Autumn Royal: The Badness of Dorothy Porter

Dorothy Porter

Dorothy Porter’s poetics affirm the extremities of my corporal existence. I cannot escape my body but I can read Porter’s lyrics and become intimate with the pulsations, aches and fluids of my own mortality. Lines from the title poem in Porter’s poetry collection, Crete (1996), allow me to express my feelings towards her poetry: ‘Finding a vein /I find you…O flash! O honey!’

When discussing her verse novels, Dorothy Porter explicitly stated that she loved to ‘write bad’. It was Porter’s fearless exploration of the ‘bad’, the erotic taboo, that allowed her to take charge of the verse novel, and by doing so, create a space for discussion about poetry and queer sexuality.

In a paper presented at the Tasmanian Readers’ and Writers’ Festival in August of 1999, Porter spoke openly about an era in her life where – in an attempt to gain a wider readership and more financial stability from her writing – she wrote the two young adult novels Rookwood (1991) and The Witch Number (1993). As Porter explains, despite her attempts to consciously write for a young adult audience, The Witch Number was still criticised for being too subversive. Porter believes that this rejection of The Witch Number was due to her exploration of witchcraft and menstruation and she was happy for this view to be proved wrong. However it was this rejection of The Witch Number that drove Porter to write against everything she considered ‘good’, to only write for herself – and what Porter wanted to write was poetry that would drip and make sticky freshly mopped tiles:

‘I wanted ingredients that stank to high heaven of badness. I wanted graphic sex. I wanted explicit perversion. I wanted putrid language. I wanted stenching murder. I wanted to pour out my heart. I wanted to take the piss. I wanted lesbians who weren’t nice to other women. I wanted glamorous nasty men who even lesbians want to fuck. I wanted to say that far too much Australian poetry is a dramatic cure for insomnia. But I still wanted to write the book in poetry.’

The ‘book’ that Porter is referring to is the award winning, best selling The Monkey’s Mask written in 1994, two years after the publication of her first verse novel Akhenaten in 1992. Before her death in in 2008, Porter had written numerous poetry collections, libretti, and three more verse novels: What a Piece of Work (1999), Wild Surmise (2002) and El Dorado (2007). In all of these verse novels, Porter mounts a poetic examination and celebration of taboo bodily functions and desires and as such, creates a narrative for non-heteronormative sexuality.

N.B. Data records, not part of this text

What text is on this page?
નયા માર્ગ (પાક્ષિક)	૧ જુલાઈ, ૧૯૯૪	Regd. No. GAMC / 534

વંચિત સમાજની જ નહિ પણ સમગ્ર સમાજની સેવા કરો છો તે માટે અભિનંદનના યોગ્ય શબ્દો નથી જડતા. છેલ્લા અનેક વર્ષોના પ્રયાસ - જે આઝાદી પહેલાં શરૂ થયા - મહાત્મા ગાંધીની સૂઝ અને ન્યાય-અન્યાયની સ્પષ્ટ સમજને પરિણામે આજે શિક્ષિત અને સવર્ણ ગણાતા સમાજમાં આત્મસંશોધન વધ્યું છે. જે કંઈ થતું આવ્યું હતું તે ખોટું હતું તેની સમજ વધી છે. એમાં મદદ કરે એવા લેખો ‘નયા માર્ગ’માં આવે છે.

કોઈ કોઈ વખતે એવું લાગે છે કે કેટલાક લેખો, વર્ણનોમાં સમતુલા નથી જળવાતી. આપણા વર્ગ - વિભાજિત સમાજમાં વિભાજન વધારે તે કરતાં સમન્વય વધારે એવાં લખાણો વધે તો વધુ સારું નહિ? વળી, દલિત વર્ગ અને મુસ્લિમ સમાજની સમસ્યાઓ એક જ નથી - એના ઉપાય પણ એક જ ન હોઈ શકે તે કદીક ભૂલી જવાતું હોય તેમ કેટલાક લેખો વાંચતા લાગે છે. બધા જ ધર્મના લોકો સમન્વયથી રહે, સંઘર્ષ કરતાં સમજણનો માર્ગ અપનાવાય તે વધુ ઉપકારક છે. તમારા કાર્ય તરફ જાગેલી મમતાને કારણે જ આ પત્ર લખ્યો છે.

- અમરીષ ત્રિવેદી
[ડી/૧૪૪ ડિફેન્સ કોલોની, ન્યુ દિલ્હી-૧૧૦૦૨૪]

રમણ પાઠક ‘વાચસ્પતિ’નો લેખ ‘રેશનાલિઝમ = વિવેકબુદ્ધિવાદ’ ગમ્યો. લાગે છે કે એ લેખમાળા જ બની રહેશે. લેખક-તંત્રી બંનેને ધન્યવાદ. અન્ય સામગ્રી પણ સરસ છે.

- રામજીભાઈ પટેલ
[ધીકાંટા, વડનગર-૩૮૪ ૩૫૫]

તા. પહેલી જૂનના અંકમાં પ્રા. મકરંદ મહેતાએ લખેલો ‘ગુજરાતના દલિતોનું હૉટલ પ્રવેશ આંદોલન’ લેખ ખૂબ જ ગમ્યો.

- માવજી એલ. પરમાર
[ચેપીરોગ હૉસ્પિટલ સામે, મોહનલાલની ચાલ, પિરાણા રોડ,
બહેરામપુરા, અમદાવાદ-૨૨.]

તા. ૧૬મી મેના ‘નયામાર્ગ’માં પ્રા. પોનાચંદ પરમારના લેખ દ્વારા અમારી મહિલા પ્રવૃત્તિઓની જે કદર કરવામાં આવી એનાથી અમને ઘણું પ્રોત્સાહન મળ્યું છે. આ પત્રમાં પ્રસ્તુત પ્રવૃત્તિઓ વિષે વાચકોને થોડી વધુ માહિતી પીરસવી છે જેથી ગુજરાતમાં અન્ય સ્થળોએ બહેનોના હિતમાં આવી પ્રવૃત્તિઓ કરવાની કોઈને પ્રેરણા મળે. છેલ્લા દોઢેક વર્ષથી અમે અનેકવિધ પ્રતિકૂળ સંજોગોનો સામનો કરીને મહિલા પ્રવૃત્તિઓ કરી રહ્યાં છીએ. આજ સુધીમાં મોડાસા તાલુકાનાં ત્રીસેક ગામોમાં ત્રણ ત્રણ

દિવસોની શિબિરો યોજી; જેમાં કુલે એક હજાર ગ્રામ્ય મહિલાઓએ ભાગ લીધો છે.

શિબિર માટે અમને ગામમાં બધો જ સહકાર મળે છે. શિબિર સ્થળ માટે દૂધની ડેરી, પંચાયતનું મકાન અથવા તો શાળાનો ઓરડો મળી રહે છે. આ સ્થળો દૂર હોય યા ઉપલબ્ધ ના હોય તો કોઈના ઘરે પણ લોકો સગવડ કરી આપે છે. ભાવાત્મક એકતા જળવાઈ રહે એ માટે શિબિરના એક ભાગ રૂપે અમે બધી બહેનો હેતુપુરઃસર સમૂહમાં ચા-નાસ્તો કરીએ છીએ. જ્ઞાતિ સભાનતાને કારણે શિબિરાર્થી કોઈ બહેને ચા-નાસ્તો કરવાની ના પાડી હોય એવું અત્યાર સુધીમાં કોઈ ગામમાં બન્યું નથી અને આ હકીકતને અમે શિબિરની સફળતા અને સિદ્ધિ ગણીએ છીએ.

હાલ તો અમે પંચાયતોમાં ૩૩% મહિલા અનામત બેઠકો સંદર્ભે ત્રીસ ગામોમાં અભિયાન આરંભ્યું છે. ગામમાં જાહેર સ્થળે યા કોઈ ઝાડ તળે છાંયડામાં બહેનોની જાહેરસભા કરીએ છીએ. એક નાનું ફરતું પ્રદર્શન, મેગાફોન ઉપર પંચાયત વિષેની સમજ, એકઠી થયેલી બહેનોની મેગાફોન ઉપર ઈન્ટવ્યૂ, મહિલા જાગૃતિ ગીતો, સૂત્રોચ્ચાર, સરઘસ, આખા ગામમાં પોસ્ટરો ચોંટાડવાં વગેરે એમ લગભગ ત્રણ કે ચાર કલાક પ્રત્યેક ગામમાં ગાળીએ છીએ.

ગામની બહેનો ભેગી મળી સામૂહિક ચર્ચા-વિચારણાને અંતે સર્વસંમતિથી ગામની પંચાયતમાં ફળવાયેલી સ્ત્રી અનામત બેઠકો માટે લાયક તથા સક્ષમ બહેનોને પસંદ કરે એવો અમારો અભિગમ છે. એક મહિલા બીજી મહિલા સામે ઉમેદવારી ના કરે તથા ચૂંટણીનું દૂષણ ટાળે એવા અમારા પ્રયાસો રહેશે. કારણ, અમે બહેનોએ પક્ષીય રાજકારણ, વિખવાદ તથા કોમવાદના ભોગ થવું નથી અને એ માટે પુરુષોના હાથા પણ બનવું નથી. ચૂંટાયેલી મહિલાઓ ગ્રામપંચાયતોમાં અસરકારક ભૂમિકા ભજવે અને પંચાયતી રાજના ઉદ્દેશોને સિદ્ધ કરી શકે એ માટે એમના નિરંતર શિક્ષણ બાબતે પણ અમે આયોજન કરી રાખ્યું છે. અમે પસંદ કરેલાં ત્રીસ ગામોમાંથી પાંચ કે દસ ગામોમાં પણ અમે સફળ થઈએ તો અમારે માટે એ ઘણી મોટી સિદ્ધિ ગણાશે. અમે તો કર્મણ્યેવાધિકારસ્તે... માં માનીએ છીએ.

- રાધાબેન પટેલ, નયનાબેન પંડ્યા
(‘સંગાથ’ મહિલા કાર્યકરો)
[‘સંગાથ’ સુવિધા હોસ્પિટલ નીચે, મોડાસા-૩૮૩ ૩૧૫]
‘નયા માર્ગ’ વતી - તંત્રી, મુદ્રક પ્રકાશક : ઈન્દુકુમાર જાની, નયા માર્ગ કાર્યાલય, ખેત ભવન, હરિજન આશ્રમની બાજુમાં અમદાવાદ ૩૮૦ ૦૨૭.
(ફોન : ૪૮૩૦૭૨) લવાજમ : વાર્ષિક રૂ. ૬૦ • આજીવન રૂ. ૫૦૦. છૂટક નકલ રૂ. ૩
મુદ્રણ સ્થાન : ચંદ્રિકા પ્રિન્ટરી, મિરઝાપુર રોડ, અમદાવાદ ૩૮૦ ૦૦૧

The verse novel or verse narrative, though still a relatively new term, originates from one of the oldest traditions of writing – the epic poem. For the sake of definition, a verse novel is a narrative told through poetry. Although many contemporary verse novels, like Porter’s, are composed in various forms of free verse, the narrative may also be expressed in more traditional metres and stanzas, such as the Onegin stanzas in Vikran Seth’s The Golden Gate (1986). There is no restriction placed on the form or the content of a verse novel, the most basic foundation of this genre is that a linear or non-linear narrative is expressed through poetic verse.

Porter’s use of the verse novel has allowed her to self-reflexively employ a marginalised form of writing – poetry – to provide a narrative and voice for her marginalised protagonists. Throughout all of her five verse novels each of Porter’s protagonists experience non-heteronormative sexual desires – the incestual yearnings in Akhenaten and What a Piece of Work, the lesbian relationships in The Monkey’s Mask, Wild Surmise and El Dorado – and Porter presents a poetic exploration of these yearnings by injecting her lyrics full of abject erotic imagery – open and bleeding bodies intimately connected.

Just as all of Porter’s verse novels explore the erotic taboo, they are also a play on popular genre. Porter’s experimentation with genre hybridity is most notably seen within her noir detective verse novels, The Monkey’s Mask and El Dorado. Both verse novels express a form of unconventional narrative, and provide a supportive foundation for Porter’s use of queer erotic imagery. Porter’s detective protagonists, private investigator, Jill Fitzpatrick (The Monkey’s Mask) and Detective Inspector Bill Buchanan (El Dorado) are both unsuspecting readers of poetry, yet it is their deconstruction of poetry that provides an alternative resolution, both to their criminal investigations and their non-heteronormative sexual desires. The Monkey’s Mask contains one of Porter’s most quoted poems:

‘Sex and poetry’

 

I never knew poetry

was about

opening your legs

one minute

 

opening your grave

the next

 

I never knew poetry

could be

as sticky as sex.

 

This poem is an embodiment of Porter’s views on writing bad and exemplifies her blending of poetry and the erotic taboo. It is this technique, along with Porter’s use of genre hybridity that allows Porter’s poetic experimentations to destabilise conventional limitations of poetry and to create an alternative platform for queer sexuality and the gender narrative in Australian literature.

 


Autumn Royal is a poet and PhD candidate in literary studies at Deakin University, where she is writing on the verse novels of Dorothy Porter.